Development of simple, rapid, and sensitive methods for detection of hepatitis C virus RNA from whole blood using reverse transcription loop-mediated isothermal amplification.

Abstract

Hepatitis C virus (HCV) infection is an underdiagnosed global health problem. Diagnosis of current HCV infections typically requires testing for HCV RNA using high-complexity laboratory tests. Methods for the detection of HCV RNA that are simple, inexpensive, rapid, and compatible with use outside of a laboratory setting are very important in order to improve access to hepatitis C diagnostic testing and facilitate accelerated linkage to care. We developed and evaluated three simple workflows for extracting HCV RNA from small volumes of whole blood for use in a sensitive, pan-genotypic RT-LAMP assay. The water workflow uses osmotic stress to release HCV RNA and has a limit of detection of 4.3 log10(IU/mL) (95% CI 4.0-4.9).

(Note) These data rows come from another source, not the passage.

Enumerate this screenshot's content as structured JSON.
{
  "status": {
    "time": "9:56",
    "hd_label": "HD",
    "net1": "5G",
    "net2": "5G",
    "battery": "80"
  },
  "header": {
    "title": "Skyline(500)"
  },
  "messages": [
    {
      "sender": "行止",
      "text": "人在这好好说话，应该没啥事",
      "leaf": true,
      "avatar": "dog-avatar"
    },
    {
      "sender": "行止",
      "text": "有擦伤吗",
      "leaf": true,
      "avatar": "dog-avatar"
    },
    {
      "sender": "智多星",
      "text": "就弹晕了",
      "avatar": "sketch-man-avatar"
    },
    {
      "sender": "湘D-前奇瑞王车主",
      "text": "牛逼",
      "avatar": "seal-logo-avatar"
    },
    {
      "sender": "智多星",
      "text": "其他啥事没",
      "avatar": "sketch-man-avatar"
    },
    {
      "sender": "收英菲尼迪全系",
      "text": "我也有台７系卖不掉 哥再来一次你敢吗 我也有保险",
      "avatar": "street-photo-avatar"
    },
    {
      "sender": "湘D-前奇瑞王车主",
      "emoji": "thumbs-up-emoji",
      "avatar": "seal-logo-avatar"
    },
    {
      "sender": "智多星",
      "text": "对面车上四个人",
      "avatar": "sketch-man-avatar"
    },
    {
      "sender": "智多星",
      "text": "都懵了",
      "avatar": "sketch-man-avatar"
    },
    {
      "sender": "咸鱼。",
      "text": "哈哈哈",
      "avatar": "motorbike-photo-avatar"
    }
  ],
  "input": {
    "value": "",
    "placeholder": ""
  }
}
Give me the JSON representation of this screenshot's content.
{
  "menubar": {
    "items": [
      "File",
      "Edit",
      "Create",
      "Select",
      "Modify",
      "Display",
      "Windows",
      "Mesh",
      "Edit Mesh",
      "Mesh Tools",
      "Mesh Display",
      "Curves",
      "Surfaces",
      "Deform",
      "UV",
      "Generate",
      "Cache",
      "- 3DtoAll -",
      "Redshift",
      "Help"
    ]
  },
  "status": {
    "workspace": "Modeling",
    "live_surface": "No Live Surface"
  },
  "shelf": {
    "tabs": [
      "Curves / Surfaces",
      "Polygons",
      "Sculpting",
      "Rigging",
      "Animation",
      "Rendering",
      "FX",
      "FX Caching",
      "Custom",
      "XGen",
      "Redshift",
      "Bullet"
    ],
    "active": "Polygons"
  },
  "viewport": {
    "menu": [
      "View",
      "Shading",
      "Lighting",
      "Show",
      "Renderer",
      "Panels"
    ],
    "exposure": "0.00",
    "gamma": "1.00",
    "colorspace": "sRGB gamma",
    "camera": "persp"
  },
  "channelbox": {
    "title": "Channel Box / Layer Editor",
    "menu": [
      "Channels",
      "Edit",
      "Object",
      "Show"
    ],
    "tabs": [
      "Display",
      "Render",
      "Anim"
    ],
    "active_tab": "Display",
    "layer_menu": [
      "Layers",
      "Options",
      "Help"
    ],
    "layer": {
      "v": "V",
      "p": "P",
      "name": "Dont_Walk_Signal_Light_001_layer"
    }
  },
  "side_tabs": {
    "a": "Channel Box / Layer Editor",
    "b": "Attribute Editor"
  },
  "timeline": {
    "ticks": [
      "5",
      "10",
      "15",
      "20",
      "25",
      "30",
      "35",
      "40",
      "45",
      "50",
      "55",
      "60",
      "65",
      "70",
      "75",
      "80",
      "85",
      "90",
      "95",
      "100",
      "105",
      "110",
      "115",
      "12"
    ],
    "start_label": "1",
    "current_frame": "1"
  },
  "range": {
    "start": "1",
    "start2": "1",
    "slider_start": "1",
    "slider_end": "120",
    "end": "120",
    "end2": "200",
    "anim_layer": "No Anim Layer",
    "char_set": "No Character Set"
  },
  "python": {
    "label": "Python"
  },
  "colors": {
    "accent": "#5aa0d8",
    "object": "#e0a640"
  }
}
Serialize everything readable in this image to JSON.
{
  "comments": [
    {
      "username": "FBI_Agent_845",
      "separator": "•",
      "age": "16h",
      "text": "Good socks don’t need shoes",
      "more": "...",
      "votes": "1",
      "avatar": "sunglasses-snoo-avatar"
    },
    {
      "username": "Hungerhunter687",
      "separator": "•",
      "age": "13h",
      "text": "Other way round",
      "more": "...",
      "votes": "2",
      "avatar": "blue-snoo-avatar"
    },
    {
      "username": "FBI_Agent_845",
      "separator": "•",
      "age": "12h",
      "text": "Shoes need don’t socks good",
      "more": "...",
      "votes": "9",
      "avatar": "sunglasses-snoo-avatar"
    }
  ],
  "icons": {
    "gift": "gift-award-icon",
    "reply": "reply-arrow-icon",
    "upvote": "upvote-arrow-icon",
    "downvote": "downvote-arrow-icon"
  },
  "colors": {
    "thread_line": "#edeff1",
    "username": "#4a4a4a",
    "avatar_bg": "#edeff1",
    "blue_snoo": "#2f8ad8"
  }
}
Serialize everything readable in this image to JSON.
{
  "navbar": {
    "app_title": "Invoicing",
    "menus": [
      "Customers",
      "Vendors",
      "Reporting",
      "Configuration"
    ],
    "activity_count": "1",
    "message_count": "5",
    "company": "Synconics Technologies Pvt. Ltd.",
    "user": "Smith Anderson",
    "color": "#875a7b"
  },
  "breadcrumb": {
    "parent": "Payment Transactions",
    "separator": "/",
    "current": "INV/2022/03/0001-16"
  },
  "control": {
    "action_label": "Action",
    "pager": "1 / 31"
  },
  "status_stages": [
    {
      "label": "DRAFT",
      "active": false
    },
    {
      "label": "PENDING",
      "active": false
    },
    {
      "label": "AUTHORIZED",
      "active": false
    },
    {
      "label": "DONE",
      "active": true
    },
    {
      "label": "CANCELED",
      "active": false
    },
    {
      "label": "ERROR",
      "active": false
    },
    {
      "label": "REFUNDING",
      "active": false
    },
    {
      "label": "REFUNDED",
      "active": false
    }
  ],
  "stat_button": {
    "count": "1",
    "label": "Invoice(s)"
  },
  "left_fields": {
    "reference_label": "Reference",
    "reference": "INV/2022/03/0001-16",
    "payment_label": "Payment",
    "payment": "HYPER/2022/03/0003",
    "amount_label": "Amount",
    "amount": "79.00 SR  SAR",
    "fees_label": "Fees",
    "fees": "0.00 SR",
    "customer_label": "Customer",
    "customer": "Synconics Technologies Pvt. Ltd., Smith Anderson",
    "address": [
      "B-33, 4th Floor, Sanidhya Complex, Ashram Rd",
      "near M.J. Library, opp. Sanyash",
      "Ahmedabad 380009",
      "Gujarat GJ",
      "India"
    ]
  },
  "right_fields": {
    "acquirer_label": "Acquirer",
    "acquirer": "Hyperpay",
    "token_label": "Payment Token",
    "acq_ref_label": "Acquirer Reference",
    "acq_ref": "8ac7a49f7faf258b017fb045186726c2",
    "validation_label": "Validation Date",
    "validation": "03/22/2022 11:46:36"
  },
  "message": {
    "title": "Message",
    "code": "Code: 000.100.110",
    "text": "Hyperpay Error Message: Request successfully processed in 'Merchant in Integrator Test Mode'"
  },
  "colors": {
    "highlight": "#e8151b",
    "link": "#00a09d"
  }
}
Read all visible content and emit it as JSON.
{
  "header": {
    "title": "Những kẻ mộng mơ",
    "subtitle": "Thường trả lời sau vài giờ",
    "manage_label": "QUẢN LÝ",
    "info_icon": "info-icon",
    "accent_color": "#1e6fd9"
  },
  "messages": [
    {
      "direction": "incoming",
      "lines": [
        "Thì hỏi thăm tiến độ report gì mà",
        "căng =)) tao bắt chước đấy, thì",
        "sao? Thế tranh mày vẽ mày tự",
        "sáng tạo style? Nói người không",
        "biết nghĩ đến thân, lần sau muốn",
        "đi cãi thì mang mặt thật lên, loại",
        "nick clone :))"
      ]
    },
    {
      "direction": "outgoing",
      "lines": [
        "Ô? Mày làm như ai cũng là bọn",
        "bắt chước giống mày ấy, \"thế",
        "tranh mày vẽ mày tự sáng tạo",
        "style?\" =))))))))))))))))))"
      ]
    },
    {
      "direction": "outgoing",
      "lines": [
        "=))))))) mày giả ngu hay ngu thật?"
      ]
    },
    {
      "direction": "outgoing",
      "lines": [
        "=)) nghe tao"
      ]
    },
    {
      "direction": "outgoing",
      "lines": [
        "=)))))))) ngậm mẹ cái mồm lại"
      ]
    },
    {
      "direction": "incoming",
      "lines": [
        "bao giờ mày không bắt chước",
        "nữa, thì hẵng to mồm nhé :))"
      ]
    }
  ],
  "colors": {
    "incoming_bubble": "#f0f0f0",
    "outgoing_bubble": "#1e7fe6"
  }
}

The heat workflow uses a heating step to release HCV RNA and has a limit of detection of 4.2 log10(IU/mL) (95% CI 3.8-5.1). The bead workflow, which uses chemical lysis of the sample and a streamlined paramagnetic solid phase reversible immobilization bead procedure for nucleic acid purification, has a limit of detection of 2.8 log10(IU/mL) (95% CI 2.5-3.4). When used to test whole blood spiked with HCV RNA-positive plasma samples in which most HCV levels were below 5.0 log10(IU/mL), the water, heat, and bead workflows detected HCV RNA in 69%, 75%, and 94% of samples, respectively. These workflows are compatible with visual lateral flow dipsticks, and each takes less than 60 min from sample to result. Each workflow can be performed with minimal and inexpensive equipment. With further procedural simplifications, these workflows may form the basis of assays for the point-of-care diagnosis of HCV infections.